Mein First Date mit dem Fetisch-Universum

K.D. Michaelis

Wobei dich das Züngeln an deinem Schaft und an deinen Eiern noch heftiger atmen und stöhnen ließ. Da du praktischerweise immer noch recht breitbeinig vor mir standst, war es überhaupt kein Problem, mit meinen Fingern zwischen deine Beine zu fahren. Ich strich mit Druck von deiner Pospalte nach vorne und knete anschließend deine Eier, während ich gleichzeitig das Vakuum in meinem Mund verstärkte und genüsslich immer heftiger an deinem harten Schwanz saugte.

Als ich deine Hand an meinem Hinterkopf spürte, hielt ich einfach nur still und überließ es dir, im gewünschten Tempo immer wieder tief in meinen Mund zu stoßen. Hin und wieder überlief mich ein kurzer Schauer, wenn du dabei allzu tief in meinen Rachen vorgedrungen warst.

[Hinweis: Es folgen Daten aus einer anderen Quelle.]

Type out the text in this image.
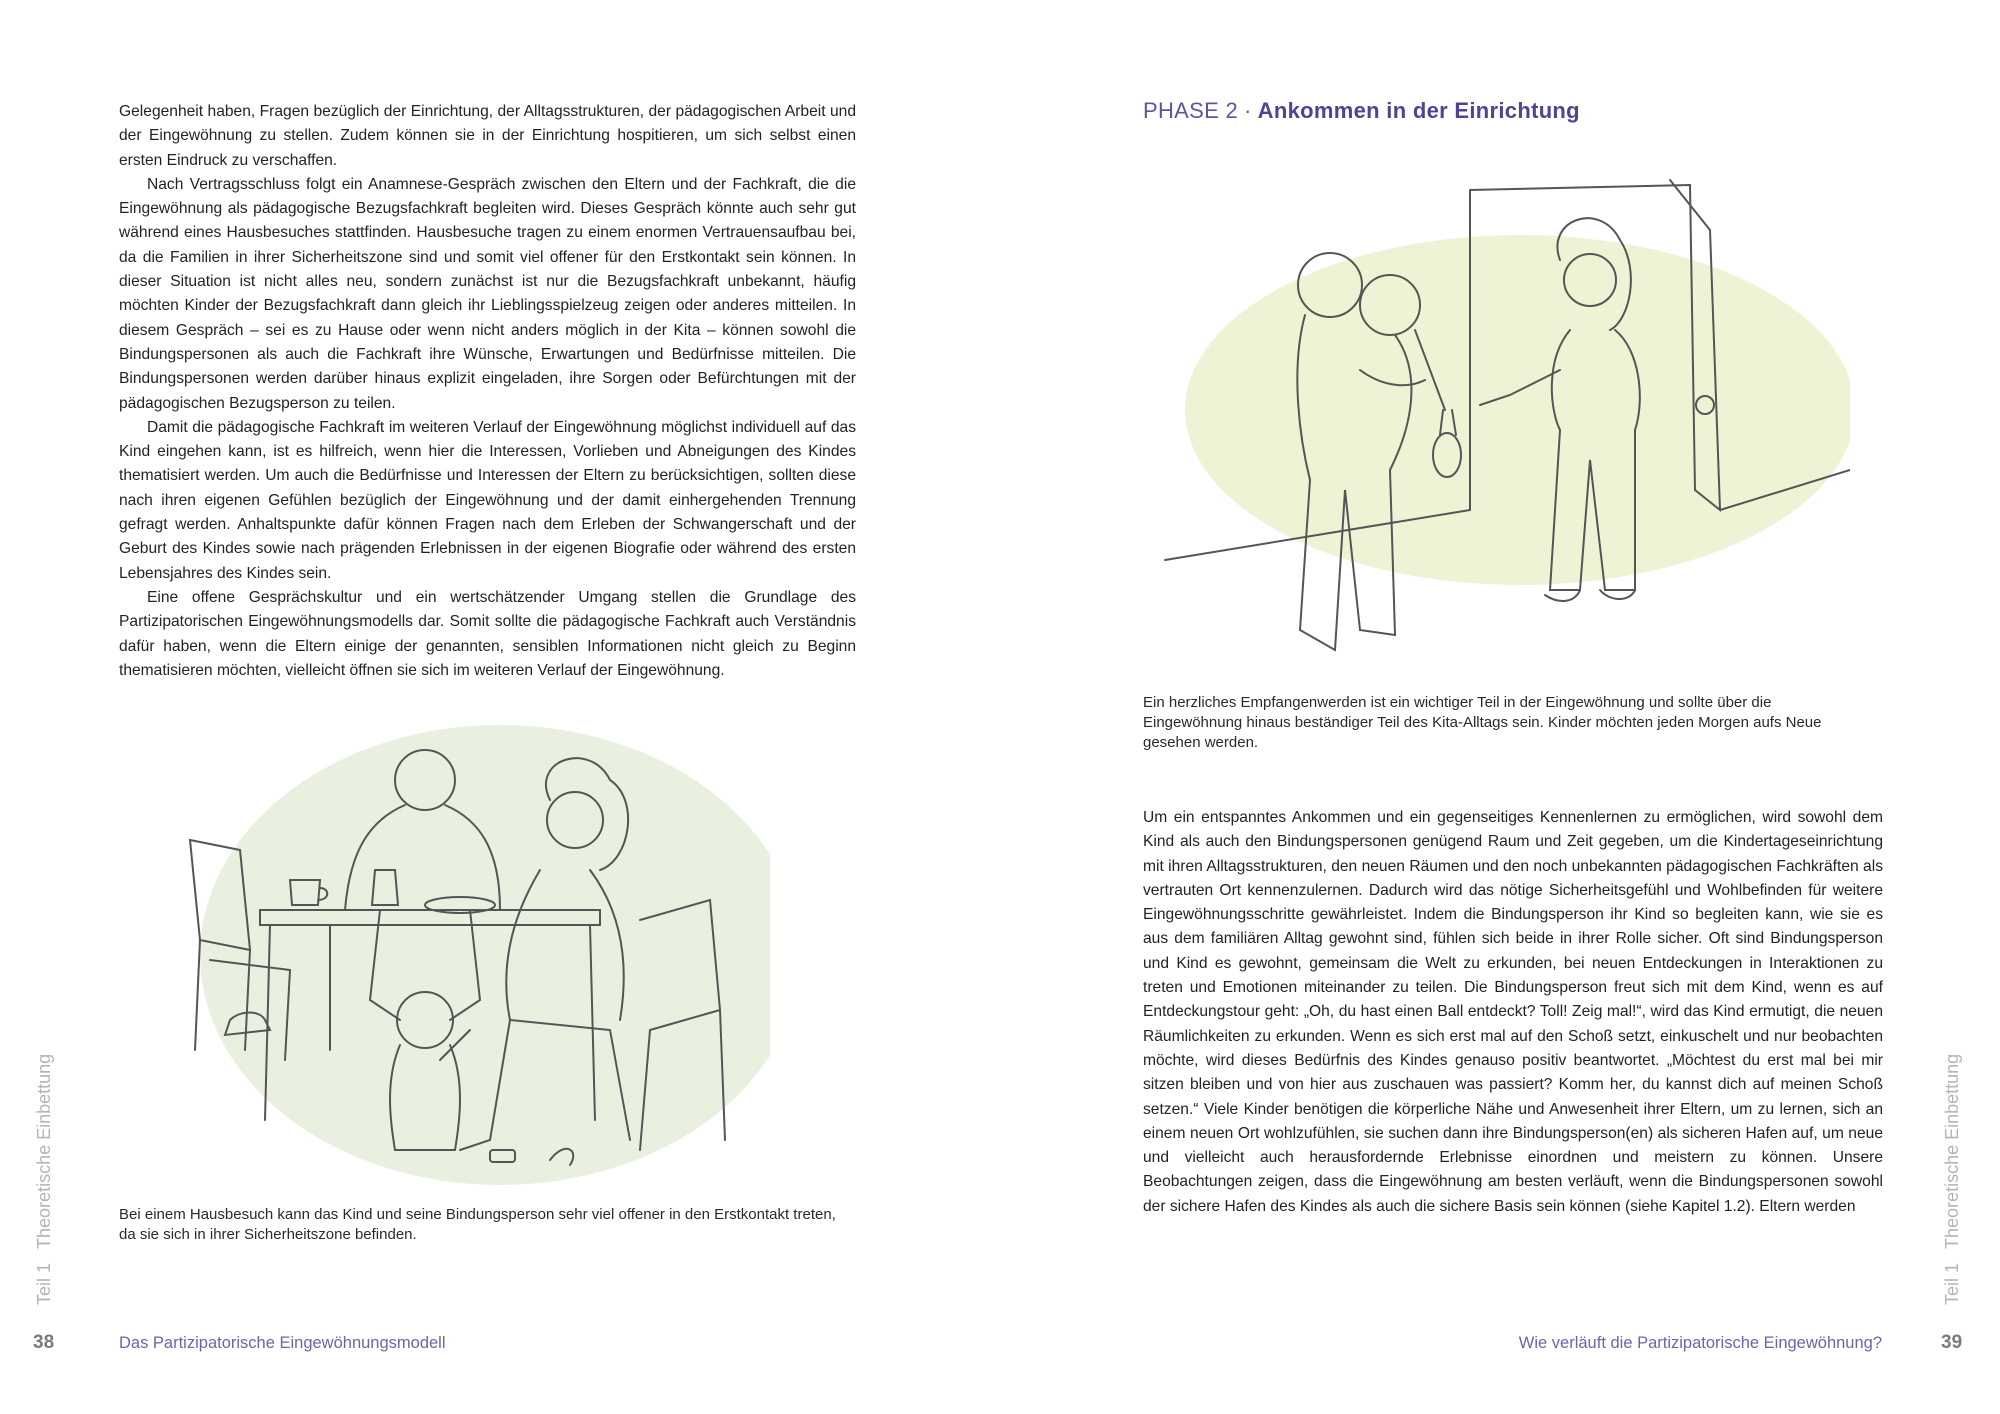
Gelegenheit haben, Fragen bezüglich der Einrichtung, der Alltagsstrukturen, der pädagogischen Arbeit und der Eingewöhnung zu stellen. Zudem können sie in der Einrichtung hospitieren, um sich selbst einen ersten Eindruck zu verschaffen.

Nach Vertragsschluss folgt ein Anamnese-Gespräch zwischen den Eltern und der Fachkraft, die die Eingewöhnung als pädagogische Bezugsfachkraft begleiten wird. Dieses Gespräch könnte auch sehr gut während eines Hausbesuches stattfinden. Hausbesuche tragen zu einem enormen Vertrauensaufbau bei, da die Familien in ihrer Sicherheitszone sind und somit viel offener für den Erstkontakt sein können. In dieser Situation ist nicht alles neu, sondern zunächst ist nur die Bezugsfachkraft unbekannt, häufig möchten Kinder der Bezugsfachkraft dann gleich ihr Lieblingsspielzeug zeigen oder anderes mitteilen. In diesem Gespräch – sei es zu Hause oder wenn nicht anders möglich in der Kita – können sowohl die Bindungspersonen als auch die Fachkraft ihre Wünsche, Erwartungen und Bedürfnisse mitteilen. Die Bindungspersonen werden darüber hinaus explizit eingeladen, ihre Sorgen oder Befürchtungen mit der pädagogischen Bezugsperson zu teilen.

Damit die pädagogische Fachkraft im weiteren Verlauf der Eingewöhnung möglichst individuell auf das Kind eingehen kann, ist es hilfreich, wenn hier die Interessen, Vorlieben und Abneigungen des Kindes thematisiert werden. Um auch die Bedürfnisse und Interessen der Eltern zu berücksichtigen, sollten diese nach ihren eigenen Gefühlen bezüglich der Eingewöhnung und der damit einhergehenden Trennung gefragt werden. Anhaltspunkte dafür können Fragen nach dem Erleben der Schwangerschaft und der Geburt des Kindes sowie nach prägenden Erlebnissen in der eigenen Biografie oder während des ersten Lebensjahres des Kindes sein.

Eine offene Gesprächskultur und ein wertschätzender Umgang stellen die Grundlage des Partizipatorischen Eingewöhnungsmodells dar. Somit sollte die pädagogische Fachkraft auch Verständnis dafür haben, wenn die Eltern einige der genannten, sensiblen Informationen nicht gleich zu Beginn thematisieren möchten, vielleicht öffnen sie sich im weiteren Verlauf der Eingewöhnung.

Bei einem Hausbesuch kann das Kind und seine Bindungsperson sehr viel offener in den Erstkontakt treten, da sie sich in ihrer Sicherheitszone befinden.
Teil 1Theoretische Einbettung
38	Das Partizipatorische Eingewöhnungsmodell
PHASE 2 · Ankommen in der Einrichtung
Ein herzliches Empfangenwerden ist ein wichtiger Teil in der Eingewöhnung und sollte über die Eingewöhnung hinaus beständiger Teil des Kita-Alltags sein. Kinder möchten jeden Morgen aufs Neue gesehen werden.

Um ein entspanntes Ankommen und ein gegenseitiges Kennenlernen zu ermöglichen, wird sowohl dem Kind als auch den Bindungspersonen genügend Raum und Zeit gegeben, um die Kindertageseinrichtung mit ihren Alltagsstrukturen, den neuen Räumen und den noch unbekannten pädagogischen Fachkräften als vertrauten Ort kennenzulernen. Dadurch wird das nötige Sicherheitsgefühl und Wohlbefinden für weitere Eingewöhnungsschritte gewährleistet. Indem die Bindungsperson ihr Kind so begleiten kann, wie sie es aus dem familiären Alltag gewohnt sind, fühlen sich beide in ihrer Rolle sicher. Oft sind Bindungsperson und Kind es gewohnt, gemeinsam die Welt zu erkunden, bei neuen Entdeckungen in Interaktionen zu treten und Emotionen miteinander zu teilen. Die Bindungsperson freut sich mit dem Kind, wenn es auf Entdeckungstour geht: „Oh, du hast einen Ball entdeckt? Toll! Zeig mal!“, wird das Kind ermutigt, die neuen Räumlichkeiten zu erkunden. Wenn es sich erst mal auf den Schoß setzt, einkuschelt und nur beobachten möchte, wird dieses Bedürfnis des Kindes genauso positiv beantwortet. „Möchtest du erst mal bei mir sitzen bleiben und von hier aus zuschauen was passiert? Komm her, du kannst dich auf meinen Schoß setzen.“ Viele Kinder benötigen die körperliche Nähe und Anwesenheit ihrer Eltern, um zu lernen, sich an einem neuen Ort wohlzufühlen, sie suchen dann ihre Bindungsperson(en) als sicheren Hafen auf, um neue und vielleicht auch herausfordernde Erlebnisse einordnen und meistern zu können. Unsere Beobachtungen zeigen, dass die Eingewöhnung am besten verläuft, wenn die Bindungspersonen sowohl der sichere Hafen des Kindes als auch die sichere Basis sein können (siehe Kapitel 1.2). Eltern werden

Teil 1Theoretische Einbettung
Wie verläuft die Partizipatorische Eingewöhnung?	39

Dein Rhythmus wurde schneller und dein Atmen deutlich heftiger. Wodurch ich gut darauf vorbereitet war, als du mir eine ziemlich ordentliche Ladung deines heißen Spermas in den Mund gespritzt hast. Ich beeilte mich mit dem Schlucken, damit auch kein Tropfen des kostbaren Saftes danebenging. Das würde ansonsten nur sehr auffällige Spuren auf deiner schwarzen Hose hinterlassen und das musste ja schließlich nicht sein.

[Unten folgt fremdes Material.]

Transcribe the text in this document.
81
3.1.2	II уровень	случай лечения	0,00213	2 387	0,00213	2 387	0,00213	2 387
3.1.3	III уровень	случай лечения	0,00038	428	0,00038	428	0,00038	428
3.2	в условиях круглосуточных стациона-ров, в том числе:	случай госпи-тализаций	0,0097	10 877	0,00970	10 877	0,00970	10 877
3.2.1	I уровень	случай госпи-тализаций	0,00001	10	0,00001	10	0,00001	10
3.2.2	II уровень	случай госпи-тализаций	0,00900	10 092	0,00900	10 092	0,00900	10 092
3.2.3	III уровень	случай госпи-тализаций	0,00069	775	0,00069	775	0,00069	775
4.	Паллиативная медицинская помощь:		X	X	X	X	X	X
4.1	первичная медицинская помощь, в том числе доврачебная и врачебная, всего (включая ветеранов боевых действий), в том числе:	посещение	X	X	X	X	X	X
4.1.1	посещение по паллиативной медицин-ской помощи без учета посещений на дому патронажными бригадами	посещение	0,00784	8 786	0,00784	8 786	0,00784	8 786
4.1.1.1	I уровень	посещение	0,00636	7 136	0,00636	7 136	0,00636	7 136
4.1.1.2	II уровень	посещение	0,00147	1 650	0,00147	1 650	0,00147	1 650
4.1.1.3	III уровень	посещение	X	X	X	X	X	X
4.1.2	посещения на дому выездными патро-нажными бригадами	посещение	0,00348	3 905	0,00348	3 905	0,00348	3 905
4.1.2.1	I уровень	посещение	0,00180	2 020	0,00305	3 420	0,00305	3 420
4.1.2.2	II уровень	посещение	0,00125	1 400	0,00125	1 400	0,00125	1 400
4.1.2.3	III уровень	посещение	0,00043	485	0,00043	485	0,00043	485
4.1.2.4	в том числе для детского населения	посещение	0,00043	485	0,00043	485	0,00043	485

Bei diesem Gedanken musste ich lächeln. Denn was wir hier getrieben hatten, war nicht gerade ein Geheimnis bei so vielen anwesenden Personen. Trotzdem war ich mir ziemlich sicher, dass du nichts dagegen haben würdest, wenn ich deinen Schwanz noch ein bisschen in der Hand behielt und ihn gründlich mit der Zunge säuberte. Ein Blick nach oben in dein Gesicht bestätigte meine Annahme denn dann auch sofort. Ich leckte mir nochmals über die Lippen und noch schnell den letzten Spermatropfen von meinem Finger, der mir das Kinn abgelaufen war. Dann hast du mich galant mit einer Hand in die Senkrechte gezogen, so dass ich meine Möpse wieder in ihre Körbchen schieben und du deine Hose schließen konntest. Nachdem ich dir noch einen etwas festeren Klaps auf deinen hübschen Hintern gegeben hatte, bahnten wir uns anschließend Hand in Hand einen Weg durch die anderen Gäste, um uns an der Bar mit neuen Getränken zu versorgen und den Rest dieses denkwürdigen Abends ganz entspannt zusammen zu genießen.